For teachers, the most difficult part of their job is managing children’s behavior. While they want to spend their time teaching and passing knowledge along to children, they instead seem to spend their days intervening in arguments, calming out of control children and trying to get others to just stay in their seat for a few minutes. For a teacher, this is frustrating. Many teachers who leave the teaching profession do so because of their frustration with their student’s behavior.
While parents, home environment, too much television, violence in the street, violence on television, video games, and much more are often blamed as the source of a child’s disrespect and lack of manners, placing blame is not an answer to behavioral problems. Often a child, when placed in a well-structured and positive environment will behave as they are expected to. Children, being children, will also attempt to push the line of acceptance as far as it will go. New teachers are tested daily until a child learns what is expected of them and what they can get away with.
Children with ADHD, in particular, have a hard time following rules in class. Not because they want to misbehave, often because they are impulsive, do not have the ability to concentrate for as long as their classmates, and forget easily. But they, like most children, want to please the adults in their life. For parents, there are motivational games to play, to help improve behavior at home. Many of these games can be adapted to a classroom, either as a way to improve the behavior of the entire class or one student in particular. These games are designed to incorporate positive reinforcement as the primary mode of interaction. They are designed to help a child see what they are doing right, instead of focusing on what they are doing wrong.
In addition to the games listed on the site for parents, there are a number motivational games specifically for classroom use.

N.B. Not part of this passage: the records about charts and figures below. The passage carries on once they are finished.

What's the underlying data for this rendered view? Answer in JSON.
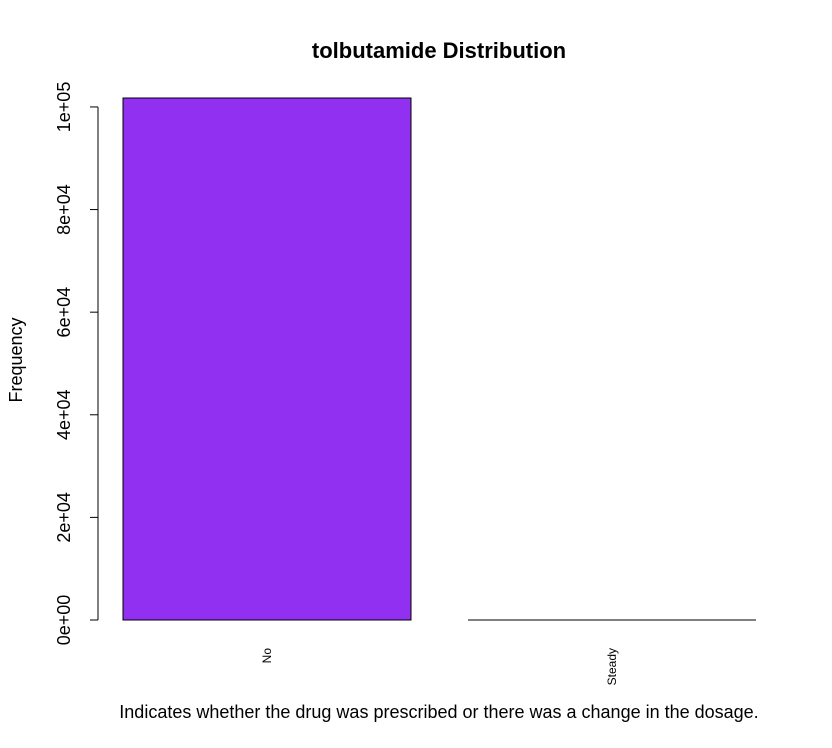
{
  "chart_data": {
    "type": "bar",
    "title": "tolbutamide Distribution",
    "xlabel": "Indicates whether the drug was prescribed or there was a change in the dosage.",
    "ylabel": "Frequency",
    "categories": [
      "No",
      "Steady"
    ],
    "values": [
      101743,
      23
    ],
    "yticks": [
      0,
      20000,
      40000,
      60000,
      80000,
      100000
    ],
    "ytick_labels": [
      "0e+00",
      "2e+04",
      "4e+04",
      "6e+04",
      "8e+04",
      "1e+05"
    ],
    "ylim": [
      0,
      101743
    ],
    "bar_colors": [
      "#9130F0",
      "#9130F0"
    ],
    "bar_border_color": "#000000",
    "grid": false,
    "legend": "none"
  }
}
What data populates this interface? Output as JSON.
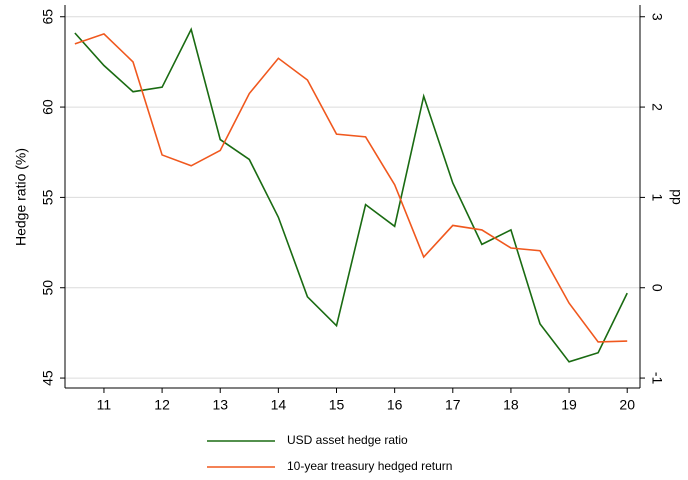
{
  "chart_data": {
    "type": "line",
    "x": [
      10.5,
      11,
      11.5,
      12,
      12.5,
      13,
      13.5,
      14,
      14.5,
      15,
      15.5,
      16,
      16.5,
      17,
      17.5,
      18,
      18.5,
      19,
      19.5,
      20
    ],
    "xlim": [
      10.33,
      20.22
    ],
    "xticks": [
      11,
      12,
      13,
      14,
      15,
      16,
      17,
      18,
      19,
      20
    ],
    "ylabel": "Hedge ratio (%)",
    "ylim": [
      44.45,
      65.65
    ],
    "yticks": [
      45,
      50,
      55,
      60,
      65
    ],
    "y2label": "pp",
    "y2lim": [
      -1.11,
      3.13
    ],
    "y2ticks": [
      -1,
      0,
      1,
      2,
      3
    ],
    "grid": true,
    "legend": "bottom",
    "series": [
      {
        "name": "USD asset hedge ratio",
        "color": "#1a6b12",
        "values": [
          64.1,
          62.3,
          60.85,
          61.1,
          64.3,
          58.2,
          57.1,
          53.9,
          49.5,
          47.9,
          54.6,
          53.4,
          60.6,
          55.8,
          52.4,
          53.2,
          48.0,
          45.9,
          46.4,
          49.7
        ]
      },
      {
        "name": "10-year treasury hedged return",
        "color": "#f0581e",
        "axis": "y2",
        "values": [
          2.7,
          2.81,
          2.5,
          1.47,
          1.35,
          1.52,
          2.15,
          2.54,
          2.3,
          1.7,
          1.67,
          1.14,
          0.34,
          0.69,
          0.64,
          0.44,
          0.41,
          -0.17,
          -0.6,
          -0.59
        ]
      }
    ]
  }
}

If you are having a problem with children completing their homework each night, this game can help inspire them. The game can be tailored to suit your purposes. Should they get one ticket for each subject they complete homework for? Should they get one ticket for completing all their homework? As with positive reinforcement programs, you can be more liberal at the beginning of the game, giving tickets for each subject, then, as the weeks go by, taper down to one ticket for completing all homework each night, or have your drawing once a month rather than once a week.